India has a bigger stake in finding a better treatment for TB than any other country in the world. Yet until recently, obstacles hindered Indian scientists' efforts to conduct cutting edge research.
Credit: Findlay Kember

NEW DELHI, India — Facing nearly 2 million new tuberculosis cases every year — more and more of them drug-resistant — India has a bigger stake in finding a better treatment for TB than any other country.

Yet until recently, obstacles hindered Indian scientists' efforts to conduct advanced research.

The reason? India's university professors are bogged down with teaching, and few have the laboratory facilities needed to do cutting edge work.

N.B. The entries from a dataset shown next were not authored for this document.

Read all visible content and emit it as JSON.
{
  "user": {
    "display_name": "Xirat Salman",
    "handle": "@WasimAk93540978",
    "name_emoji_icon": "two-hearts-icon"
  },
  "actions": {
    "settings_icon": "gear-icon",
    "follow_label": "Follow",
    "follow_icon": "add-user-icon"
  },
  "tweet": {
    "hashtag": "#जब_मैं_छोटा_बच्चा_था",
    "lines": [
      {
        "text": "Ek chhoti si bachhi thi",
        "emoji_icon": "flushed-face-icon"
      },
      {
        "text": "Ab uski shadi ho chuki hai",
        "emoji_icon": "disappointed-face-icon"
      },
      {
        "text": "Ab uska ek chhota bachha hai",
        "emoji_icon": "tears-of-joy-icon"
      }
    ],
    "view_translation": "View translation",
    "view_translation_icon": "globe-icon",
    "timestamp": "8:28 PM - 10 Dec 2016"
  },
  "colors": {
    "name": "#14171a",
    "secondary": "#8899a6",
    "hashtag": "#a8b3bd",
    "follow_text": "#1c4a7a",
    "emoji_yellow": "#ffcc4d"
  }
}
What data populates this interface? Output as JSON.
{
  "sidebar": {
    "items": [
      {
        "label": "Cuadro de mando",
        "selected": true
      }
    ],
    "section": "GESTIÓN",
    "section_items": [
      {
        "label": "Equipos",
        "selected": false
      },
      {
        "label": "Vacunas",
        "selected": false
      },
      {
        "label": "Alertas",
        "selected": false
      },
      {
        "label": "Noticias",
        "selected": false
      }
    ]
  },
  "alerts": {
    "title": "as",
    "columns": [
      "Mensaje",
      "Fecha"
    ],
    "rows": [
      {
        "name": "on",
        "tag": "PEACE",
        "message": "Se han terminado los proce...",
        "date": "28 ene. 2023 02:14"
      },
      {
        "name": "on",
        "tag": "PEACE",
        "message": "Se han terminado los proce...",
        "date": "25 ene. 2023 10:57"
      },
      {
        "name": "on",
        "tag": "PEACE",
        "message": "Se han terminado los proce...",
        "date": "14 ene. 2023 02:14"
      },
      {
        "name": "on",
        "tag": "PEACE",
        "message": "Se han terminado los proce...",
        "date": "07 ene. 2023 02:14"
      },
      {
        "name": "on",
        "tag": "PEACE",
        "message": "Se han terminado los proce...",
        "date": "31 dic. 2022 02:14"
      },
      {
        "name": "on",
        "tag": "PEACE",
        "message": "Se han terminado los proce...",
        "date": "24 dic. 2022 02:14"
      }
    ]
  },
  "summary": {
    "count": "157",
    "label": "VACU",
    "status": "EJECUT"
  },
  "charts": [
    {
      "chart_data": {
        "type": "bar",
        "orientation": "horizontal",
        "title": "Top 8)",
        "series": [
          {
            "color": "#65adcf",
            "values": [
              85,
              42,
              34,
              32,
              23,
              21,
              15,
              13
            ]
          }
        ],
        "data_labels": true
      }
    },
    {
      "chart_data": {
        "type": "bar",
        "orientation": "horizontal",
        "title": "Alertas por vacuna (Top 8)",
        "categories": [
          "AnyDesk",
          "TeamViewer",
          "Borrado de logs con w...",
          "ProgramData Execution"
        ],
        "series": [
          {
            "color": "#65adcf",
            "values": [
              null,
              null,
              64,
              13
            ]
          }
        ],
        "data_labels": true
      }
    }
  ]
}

And every year, more of the best minds are lured away by the pharmaceutical industry — which has little interest in TB, from which there is little money to be made.

But a pioneering effort to discover new drugs using the “open source” model prevalent in the software industry could change that.

India's Open Source Drug Discovery network (OSDD), begun by the government's Council for Scientific and Industrial Reseach in 2008, is making waves four years later. By leveraging more manpower, pooling laboratory resources and tapping resources from a government committed to boosting Indian research, they are hoping to produce a groundbreaking TB drug.

“When the economies of the developing countries are doing well, is it not time to address some of these neglected diseases?” said OSDD director T. Balganesh, former CEO of pharmaceutical company AstraZeneca India.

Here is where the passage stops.